Here is the code that retrieves product names for dropdown list:

<?php

$mysqli = NEW MySQLi('localhost', 'root', '', 'mydb');
$resultSet = $mysqli->query("SELECT namepro FROM mytable");

?>
<!DOCTYPE html>
<html lang="en">
<head>
<title>developer mode</title>
</head>
<body>

<select>
<?php
while($rows = $resultSet->fetch_assoc()){
  $dropdown = $rows['namepro'];
  echo "<option value='$dropdown'>$dropdown</option>";
}
?>
</select>
<button type="button">Click Me!</button>

</body>
</html>

And this is the code that shows all database elements:

<!DOCTYPE html>
<html>
<head>
<title>Document</title>
</head>
<body>
<table>
<tr>
    <th>name</th>
    <th>size</th>
</tr>
<?php

$conn=mysqli_connect("localhost","root","","mydb");
$sql = "SELECT namepro, res FROM mytable";
$result = $conn -> query($sql);
if($result->num_rows > 0){
    while($row=$result->fetch_assoc()){
        echo "<tr><td>". $row["namepro"]. "</td><td>". $row["res"]. "</td></tr>";
    }
    echo "</table>";
}
else{
    echo "0 result";
}

$conn ->close();



?>
</table>



</body>
</html>

I want to click a button and show the selected dropdown list item's all database elements/column data.
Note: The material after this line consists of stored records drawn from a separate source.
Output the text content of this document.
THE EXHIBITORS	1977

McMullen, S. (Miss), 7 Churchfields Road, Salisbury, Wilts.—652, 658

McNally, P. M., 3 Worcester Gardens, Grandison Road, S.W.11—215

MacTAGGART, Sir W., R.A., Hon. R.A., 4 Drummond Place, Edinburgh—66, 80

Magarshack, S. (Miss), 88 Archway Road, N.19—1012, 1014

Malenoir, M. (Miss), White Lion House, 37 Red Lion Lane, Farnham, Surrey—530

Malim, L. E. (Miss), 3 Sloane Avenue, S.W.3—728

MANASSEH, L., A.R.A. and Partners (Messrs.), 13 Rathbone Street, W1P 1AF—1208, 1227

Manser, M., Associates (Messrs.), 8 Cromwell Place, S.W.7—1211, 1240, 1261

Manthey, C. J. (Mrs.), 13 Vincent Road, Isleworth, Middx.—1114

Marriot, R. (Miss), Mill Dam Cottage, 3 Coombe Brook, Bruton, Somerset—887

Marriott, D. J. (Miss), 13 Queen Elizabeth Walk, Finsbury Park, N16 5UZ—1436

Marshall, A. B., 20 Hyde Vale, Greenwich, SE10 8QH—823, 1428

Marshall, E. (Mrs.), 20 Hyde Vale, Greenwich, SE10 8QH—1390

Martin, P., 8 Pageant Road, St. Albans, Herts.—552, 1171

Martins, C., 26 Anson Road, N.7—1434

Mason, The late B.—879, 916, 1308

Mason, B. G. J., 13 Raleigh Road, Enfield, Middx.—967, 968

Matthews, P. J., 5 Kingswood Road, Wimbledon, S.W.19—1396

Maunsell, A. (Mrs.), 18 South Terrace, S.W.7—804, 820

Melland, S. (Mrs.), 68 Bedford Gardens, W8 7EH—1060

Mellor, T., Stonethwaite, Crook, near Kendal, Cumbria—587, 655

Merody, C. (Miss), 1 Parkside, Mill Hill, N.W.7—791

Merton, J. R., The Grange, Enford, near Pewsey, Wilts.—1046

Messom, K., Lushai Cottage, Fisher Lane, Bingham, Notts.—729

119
How can I achieve this? Thank you.

Answer 1

You can use jquery & ajax to achieve above .whenever button is click your jquery click function will get executed ,which will get value of select box with class="select" and pass it to your php page , like below :

Your button :

<button type="button" class="btn">Click Me!</button>
 <div id="show"></div> // here data from respone will be display

Jquery & Ajax :

<script>
$(document).ready(function () {
     $(".btn").click(function () {
            var value= $(".select").val();//getting value of select box with class="select"
            $.ajax({
                url: 'yourphppage',
                method: 'POST',
                data: {value : value},//sending value to yourphppage
                     success:function(data){

                $("#show").html(data);//here response from server will be display
                }
              });
            });
         });
</script>

Php code :

 <?php
    $value=$_POST['value'];//getting value sent from ajax
    $conn=mysqli_connect("localhost","root","","mydb");
    $sql = "SELECT namepro, res FROM mytable where namepro='".$value."'";//passing in query
    $result = $conn -> query($sql);

    if($result->num_rows > 0){
         echo "<table>
      <tr>
    <th>name</th>
    <th>size</th>
      </tr>";
        while($row=$result->fetch_assoc()){
            echo "<tr><td>". $row["namepro"]. "</td><td>". $row["res"]. "</td></tr>";
        }
        echo "</table>";
    }
    else{
        echo "0 result";
    }

    $conn ->close();



    ?>

Hope this helps !